Overall, TIAA, FSB held equity amounting to 10.63 percent of its assets, which was lower than the national average of 12.03 percent.

Asset Quality Score

In this test, Bankrate tries to determine the effect of problem assets, such as unpaid mortgages, on the bank's capitalization and allocated loan loss reserves.

A bank with large numbers of these kinds of assets may eventually have to use capital to cover losses, cutting down on its buffer of equity. It also means that there are likely to be many assets that are in non-accrual status and no longer earning money, pushing down earnings and elevating the chances of a failure in the future.

TIAA, FSB scored 40 out of a possible 40 points on Bankrate's test of asset quality, better than the national average of 37.49.

The percentage of problem assets a bank holds compared to its total assets is a helpful indicator of asset quality.As of December 31, 2017, 13.25 percent of TIAA, FSB's loans were noncurrent, meaning they were more than 90 days past due or were in non-accrual status. That's above the national average of 1.01 percent.

Banks maintain a reserve to deal with troubled assets known as an "allowance for loan and lease losses." The size of that reserve can be a helpful indicator when evaluating a bank's ability to manage troubled assets, especially when compared to the total amount of problem loans. Unfortunately, the FDIC did not provide information on TIAA, FSB's loan loss allowance in its most recent filings.

Earnings score

A bank's earnings performance affects its long-term survivability. A bank can retain its earnings, increasing its capital cushion, or put them to work addressing problematic loans, likely making the bank more resilient in times of trouble.
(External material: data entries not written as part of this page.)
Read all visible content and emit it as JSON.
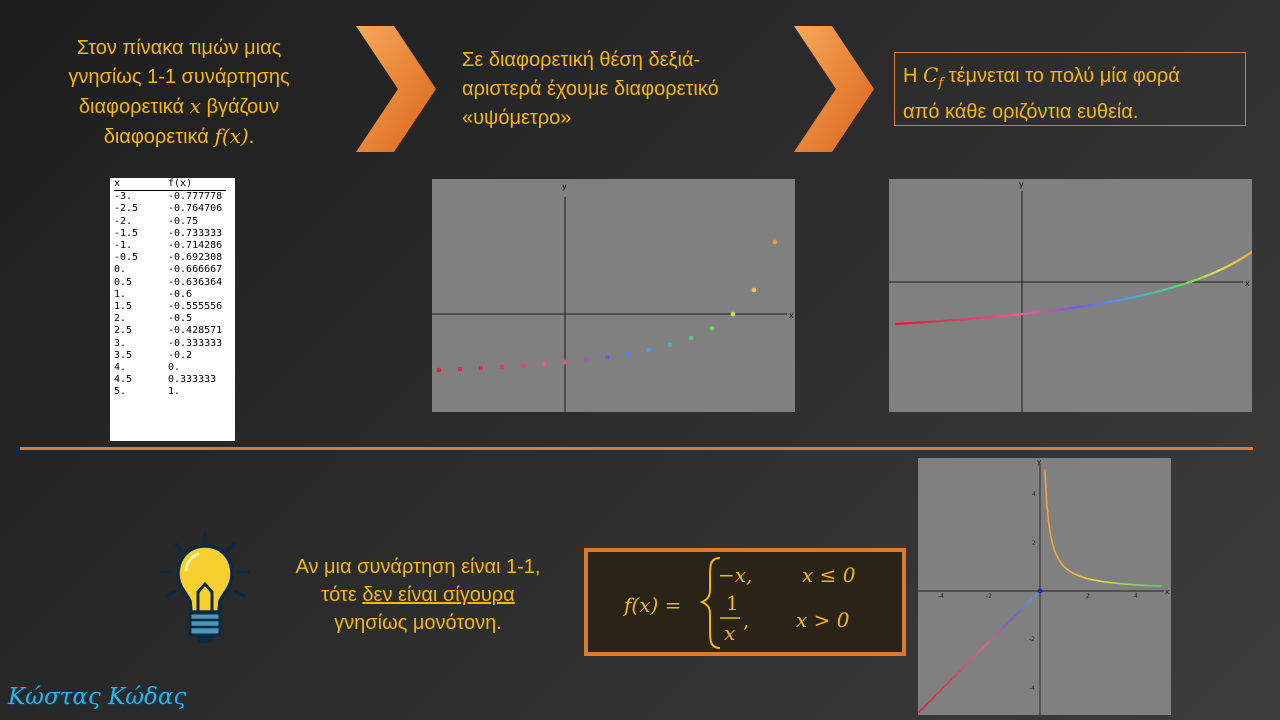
{
  "step1": {
    "line1": "Στον πίνακα τιμών μιας",
    "line2": "γνησίως 1-1 συνάρτησης",
    "line3_pre": "διαφορετικά ",
    "line3_var": "x",
    "line3_post": " βγάζουν",
    "line4_pre": "διαφορετικά ",
    "line4_var": "f(x)",
    "line4_post": "."
  },
  "step2": {
    "line1": "Σε διαφορετική θέση δεξιά-",
    "line2": "αριστερά έχουμε διαφορετικό",
    "line3": "«υψόμετρο»"
  },
  "step3": {
    "pre": "Η ",
    "var": "C",
    "sub": "f",
    "post": " τέμνεται το πολύ μία φορά",
    "line2": "από κάθε οριζόντια ευθεία."
  },
  "table": {
    "headers": [
      "x",
      "f(x)"
    ],
    "rows": [
      [
        "-3.",
        "-0.777778"
      ],
      [
        "-2.5",
        "-0.764706"
      ],
      [
        "-2.",
        "-0.75"
      ],
      [
        "-1.5",
        "-0.733333"
      ],
      [
        "-1.",
        "-0.714286"
      ],
      [
        "-0.5",
        "-0.692308"
      ],
      [
        "0.",
        "-0.666667"
      ],
      [
        "0.5",
        "-0.636364"
      ],
      [
        "1.",
        "-0.6"
      ],
      [
        "1.5",
        "-0.555556"
      ],
      [
        "2.",
        "-0.5"
      ],
      [
        "2.5",
        "-0.428571"
      ],
      [
        "3.",
        "-0.333333"
      ],
      [
        "3.5",
        "-0.2"
      ],
      [
        "4.",
        "0."
      ],
      [
        "4.5",
        "0.333333"
      ],
      [
        "5.",
        "1."
      ]
    ]
  },
  "plots": {
    "x_label": "x",
    "y_label": "y",
    "ticks_x": [
      "-4",
      "-2",
      "2",
      "4"
    ],
    "ticks_y": [
      "4",
      "2",
      "-2",
      "-4"
    ]
  },
  "claim": {
    "line1": "Αν μια συνάρτηση είναι 1-1,",
    "line2_pre": "τότε ",
    "line2_u": "δεν είναι σίγουρα",
    "line3": "γνησίως μονότονη."
  },
  "formula": {
    "lhs": "f(x) =",
    "case1_expr": "−x,",
    "case1_cond": "x ≤ 0",
    "case2_num": "1",
    "case2_den": "x",
    "case2_cond": "x > 0"
  },
  "author": "Κώστας Κώδας",
  "colors": {
    "accent_orange": "#e07b2c",
    "text_yellow": "#f5b800",
    "plot_bg": "#808080",
    "author_blue": "#23b7e5"
  }
}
Losses, on the other hand, reduce a bank's ability to do those things.

TIAA, FSB scored 6 out of a possible 30 on Bankrate's test of earnings, falling short of the national average of 15.12.

Return on equity, calculated by dividing net income (profit, essentially) by total equity, is one important measure of a bank's earnings. TIAA, FSB's most recent annualized quarterly return on equity was 3.56 percent, below the national average of 8.10 percent.

The bank recorded net income of $108.6 million on total equity of $3.65 billion for the twelve months ended December 31, 2017. The bank experienced an annualized return on average assets, or ROA, of 0.35 percent, below the 1 percent deemed satisfactory in accordance with industry standards and below the average for U.S. banks of 1.00 percent.

WHAT IS SAFE & SOUND?

Bankrate.com's Safe & Sound Ratings provide a star rating system to evaluate the current financial status of financial institutions. The information gathered about banks, credit unions and thrifts is updated as set forth in the Terms of Use of Safe & Sound Ratings and Reports. The Safe & Sound Ratings information is grouped by categories of banks, thrifts and credit unions.

Scoring methodology

Bankrate.com evaluates the financial condition of institutions and assigns a one- to five-star rating for each with five stars representing the highest rating. Institutions with satisfactory performance will generally receive a rating of three or more stars. The majority of institutions fall into the three- to four-star range. An institution with an "NR" rating may be too new to rate or may have limited the publicly available information in their regulatory filings. The "NR" is not an indication of financial strength or weakness. The Safe & Sound rating is believed to be reliable, but the information is not guaranteed. In addition, events since the information was collected may have altered the institution's financial condition.